My first book, Sensing The Passion, was explicitly subtitled for this market. Two others were also pitched in that direction, albeit through the time of release rather than anything on the cover.
Some years I ago I approached the task of Lenten reading with some heightened trepidation. I was, I suppose, Lent-booked-out. I had also spent a sabbatical researching and writing a book exploring parallels between the theatre and church services.
So it was that my Lenten reading took a turn. I chose two books – Peter Hall’s Shakespeare’s Advice To the Players and Playing Lear by Oliver Ford Davies. They were just what I needed. They challenged, enthused and brought me to question myself and many assumptions I had made – something any good Lent book will do.

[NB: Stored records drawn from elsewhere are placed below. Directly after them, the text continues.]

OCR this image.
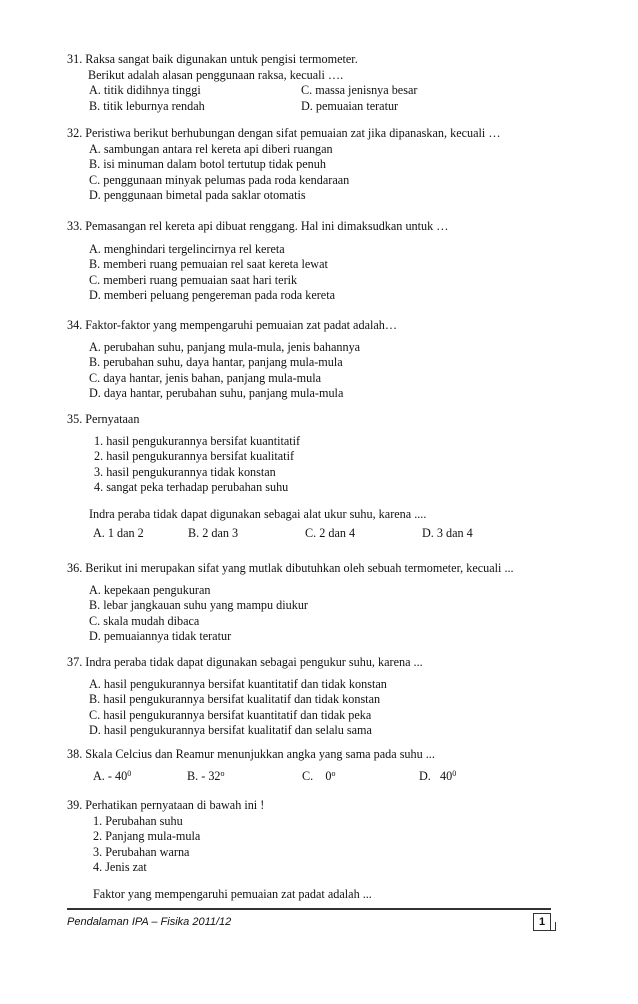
31. Raksa sangat baik digunakan untuk pengisi termometer.
Berikut adalah alasan penggunaan raksa, kecuali ….
A. titik didihnya tinggi	C. massa jenisnya besar
B. titik leburnya rendah	D. pemuaian teratur
32. Peristiwa berikut berhubungan dengan sifat pemuaian zat jika dipanaskan, kecuali …
A. sambungan antara rel kereta api diberi ruangan
B. isi minuman dalam botol tertutup tidak penuh
C. penggunaan minyak pelumas pada roda kendaraan
D. penggunaan bimetal pada saklar otomatis
33. Pemasangan rel kereta api dibuat renggang. Hal ini dimaksudkan untuk …
A. menghindari tergelincirnya rel kereta
B. memberi ruang pemuaian rel saat kereta lewat
C. memberi ruang pemuaian saat hari terik
D. memberi peluang pengereman pada roda kereta
34. Faktor-faktor yang mempengaruhi pemuaian zat padat adalah…
A. perubahan suhu, panjang mula-mula, jenis bahannya
B. perubahan suhu, daya hantar, panjang mula-mula
C. daya hantar, jenis bahan, panjang mula-mula
D. daya hantar, perubahan suhu, panjang mula-mula
35. Pernyataan
1. hasil pengukurannya bersifat kuantitatif
2. hasil pengukurannya bersifat kualitatif
3. hasil pengukurannya tidak konstan
4. sangat peka terhadap perubahan suhu
Indra peraba tidak dapat digunakan sebagai alat ukur suhu, karena ....
A. 1 dan 2	B. 2 dan 3	C. 2 dan 4	D. 3 dan 4
36. Berikut ini merupakan sifat yang mutlak dibutuhkan oleh sebuah termometer, kecuali ...
A. kepekaan pengukuran
B. lebar jangkauan suhu yang mampu diukur
C. skala mudah dibaca
D. pemuaiannya tidak teratur
37. Indra peraba tidak dapat digunakan sebagai pengukur suhu, karena ...
A. hasil pengukurannya bersifat kuantitatif dan tidak konstan
B. hasil pengukurannya bersifat kualitatif dan tidak konstan
C. hasil pengukurannya bersifat kuantitatif dan tidak peka
D. hasil pengukurannya bersifat kualitatif dan selalu sama
38. Skala Celcius dan Reamur menunjukkan angka yang sama pada suhu ...
A. - $40^0$	B. - 32$^o$	C.    0$^o$	D.   $40^0$
39. Perhatikan pernyataan di bawah ini !
1. Perubahan suhu
2. Panjang mula-mula
3. Perubahan warna
4. Jenis zat
Faktor yang mempengaruhi pemuaian zat padat adalah ...
Pendalaman IPA – Fisika 2011/12	1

Lent is a season when we focus on our relationship with God by trying to learn more about His grace and our selves. It is a journey that involves recognising the difference between the two. It is an adventure that seeks its expression.
It was the tangential nature of the reading that could allow me to make connections where I would normally seek to build barriers. It can involve a searing search for honesty in one’s circumstances, person or the language we use to explore them.
In his book, Oliver Ford Davies wrote, ‘I said that by the time I came to the run-throughs I thought I knew who I was, that I’d found a centre to my Lear. That feeling I never lost, and I think the key to it was language. I couldn’t really know what it was to be eighty plus, to have been a king most of my life, or to feel I was losing my wits. All that was an imaginative leap. But I did come to think that I owned the words I spoke. As Peggy Ashcroft said, ‘You can appreciate a line, but it’s no good thinking you know how to say it until you’ve found the character.’ But when you have found the character you then need the language. The two are complementary, vital partners. It’s not enough to be thinking or feeling extreme, language and action are the only ways you can express them. ‘
Perhaps that is what we are seeking in Lent, whether we read a book or not.